Weather service issues warnings for parts of Santa Clarita Valley

Posted: October 13, 2009 10:33 p.m.
Updated: October 13, 2009 10:28 p.m.

Two women sheild themselves with umbrellas as they walk in the wind and rain on the corner of Lyons Avenue and Wiley Canyon road Tuesday.

 
The National Weather Service issued a flash flood watch and a high wind warning for parts of the Santa Clarita Valley, forecasting heavy overnight rains Tuesday that would probably ease up tonight.

The flood warnings were in effect for areas burned by the recent Station Fire, officials said, which includes part of Acton.

During the day Tuesday, light rain wet the Santa Clarita Valley and authorities saw a rash of minor traffic collisions.

“They’re mostly fender-benders,” said Inspector Matt Levesque of the Los Angeles County Fire Department. “We haven’t had any calls at this point that have been serious, that have been related to weather conditions.”

Saugus resident Vincent Smith said drivers around him on Interstate 5 seemed to be cautious.

“They’re not going crazy yet,” Smith said.

Smith, a New York native, said he welcomed the rain because “we need it for our environment” and “we needed a switch” in weather.

As of late Tuesday afternoon, less than half an inch of rain had fallen in parts of the Santa Clarita Valley, said weather specialist Stuart Seto of the National Weather Service.

Seto said the “big push” of rain was likely to hit after midnight Tuesday and continue into the morning hours today. The weather service forecasts clouds will clear and temperatures will warm up starting Thursday, Seto said.

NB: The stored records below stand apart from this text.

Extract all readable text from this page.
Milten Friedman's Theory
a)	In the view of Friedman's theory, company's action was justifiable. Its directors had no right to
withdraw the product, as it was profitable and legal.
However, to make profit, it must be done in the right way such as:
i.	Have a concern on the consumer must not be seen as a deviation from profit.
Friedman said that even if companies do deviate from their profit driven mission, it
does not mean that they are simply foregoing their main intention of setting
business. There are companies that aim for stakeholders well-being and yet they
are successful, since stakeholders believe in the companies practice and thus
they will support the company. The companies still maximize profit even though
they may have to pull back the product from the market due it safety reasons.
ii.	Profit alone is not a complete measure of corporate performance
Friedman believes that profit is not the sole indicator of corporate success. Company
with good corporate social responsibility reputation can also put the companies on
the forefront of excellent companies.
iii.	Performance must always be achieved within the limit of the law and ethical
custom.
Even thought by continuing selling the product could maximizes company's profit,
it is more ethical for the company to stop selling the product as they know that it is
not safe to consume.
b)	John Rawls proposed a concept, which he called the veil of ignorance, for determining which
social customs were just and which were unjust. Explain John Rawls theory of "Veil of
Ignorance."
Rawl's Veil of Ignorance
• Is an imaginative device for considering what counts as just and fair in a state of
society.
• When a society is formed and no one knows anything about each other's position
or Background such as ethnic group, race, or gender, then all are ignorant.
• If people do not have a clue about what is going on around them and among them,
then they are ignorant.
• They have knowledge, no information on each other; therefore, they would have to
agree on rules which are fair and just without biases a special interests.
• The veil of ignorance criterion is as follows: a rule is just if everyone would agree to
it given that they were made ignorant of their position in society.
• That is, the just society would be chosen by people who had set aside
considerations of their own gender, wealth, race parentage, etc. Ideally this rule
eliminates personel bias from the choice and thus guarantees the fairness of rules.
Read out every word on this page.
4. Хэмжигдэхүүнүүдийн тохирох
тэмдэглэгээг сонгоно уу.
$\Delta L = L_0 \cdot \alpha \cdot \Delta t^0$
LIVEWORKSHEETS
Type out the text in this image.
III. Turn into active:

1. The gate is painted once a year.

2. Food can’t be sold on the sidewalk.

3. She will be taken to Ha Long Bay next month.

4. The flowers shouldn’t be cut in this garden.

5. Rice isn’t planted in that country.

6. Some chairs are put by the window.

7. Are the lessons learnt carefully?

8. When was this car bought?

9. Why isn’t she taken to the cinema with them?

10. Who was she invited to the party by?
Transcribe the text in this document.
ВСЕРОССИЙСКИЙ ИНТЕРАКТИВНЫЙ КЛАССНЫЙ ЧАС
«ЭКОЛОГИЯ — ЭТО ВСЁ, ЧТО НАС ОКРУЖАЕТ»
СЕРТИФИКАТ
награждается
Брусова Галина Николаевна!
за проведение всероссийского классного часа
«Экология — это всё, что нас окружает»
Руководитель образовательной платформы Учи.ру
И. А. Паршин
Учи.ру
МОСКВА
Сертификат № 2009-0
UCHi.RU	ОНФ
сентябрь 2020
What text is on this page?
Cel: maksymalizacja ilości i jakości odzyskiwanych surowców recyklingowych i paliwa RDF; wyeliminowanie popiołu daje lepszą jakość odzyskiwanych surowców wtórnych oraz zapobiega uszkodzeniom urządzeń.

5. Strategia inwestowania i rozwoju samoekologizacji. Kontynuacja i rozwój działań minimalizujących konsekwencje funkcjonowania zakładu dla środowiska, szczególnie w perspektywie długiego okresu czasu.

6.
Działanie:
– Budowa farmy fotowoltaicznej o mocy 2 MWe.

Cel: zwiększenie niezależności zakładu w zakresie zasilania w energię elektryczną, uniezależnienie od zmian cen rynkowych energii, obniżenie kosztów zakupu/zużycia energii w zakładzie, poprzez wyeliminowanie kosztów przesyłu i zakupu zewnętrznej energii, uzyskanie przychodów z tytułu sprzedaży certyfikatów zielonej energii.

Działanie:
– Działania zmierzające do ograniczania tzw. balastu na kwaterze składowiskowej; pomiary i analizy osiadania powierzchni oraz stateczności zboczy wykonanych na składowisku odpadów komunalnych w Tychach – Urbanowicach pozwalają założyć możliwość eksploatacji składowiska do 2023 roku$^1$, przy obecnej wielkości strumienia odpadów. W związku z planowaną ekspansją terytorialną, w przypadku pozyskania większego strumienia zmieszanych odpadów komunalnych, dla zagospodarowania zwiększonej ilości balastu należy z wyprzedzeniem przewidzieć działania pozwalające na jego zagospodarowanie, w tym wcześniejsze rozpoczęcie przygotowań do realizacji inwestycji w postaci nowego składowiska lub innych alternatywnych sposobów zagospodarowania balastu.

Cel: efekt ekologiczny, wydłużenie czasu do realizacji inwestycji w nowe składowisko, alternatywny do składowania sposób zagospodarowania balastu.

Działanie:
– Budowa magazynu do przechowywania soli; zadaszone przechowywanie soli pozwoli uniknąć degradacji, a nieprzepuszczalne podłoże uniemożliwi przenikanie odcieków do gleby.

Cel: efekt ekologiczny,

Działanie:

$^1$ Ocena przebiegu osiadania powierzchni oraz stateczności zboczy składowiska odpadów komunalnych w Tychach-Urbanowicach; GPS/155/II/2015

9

“Thursday through Tuesday look mostly clear,” Seto said. “temperatures (start) warming again probably in the low to mid 80s Thursday (until) Saturday,” he said.

The California Highway Patrol also responded to several collisions throughout the day, said Officer Michelle Esposito.

“Anytime we have the first rain, it brings up the oil from roadway and causes several collisions because people don’t adjust their speed,” Esposito said. “So it’s their speed that causes the collisions, not the rain.”

Monrovia resident Jeff Caldwell said he tried to drive more slowly, keep more distance from other cars, avoid skidding and stay away from flooded areas on his drive to Santa Clarita.

“I haven’t seen any accidents, which is surprising given the first storm of the season,” he said.

In his drive along Interstate 210 and I-5 to a business meeting in Santa Clarita, Caldwell said the traffic was “light.”

A flash flood warning for areas burned by The Station Fire remains in effect through the afternoon today, Seto said.

Levesque said the Los Angeles County Department of Public Works has worked aggressively to put up concrete rails in areas prone to flooding.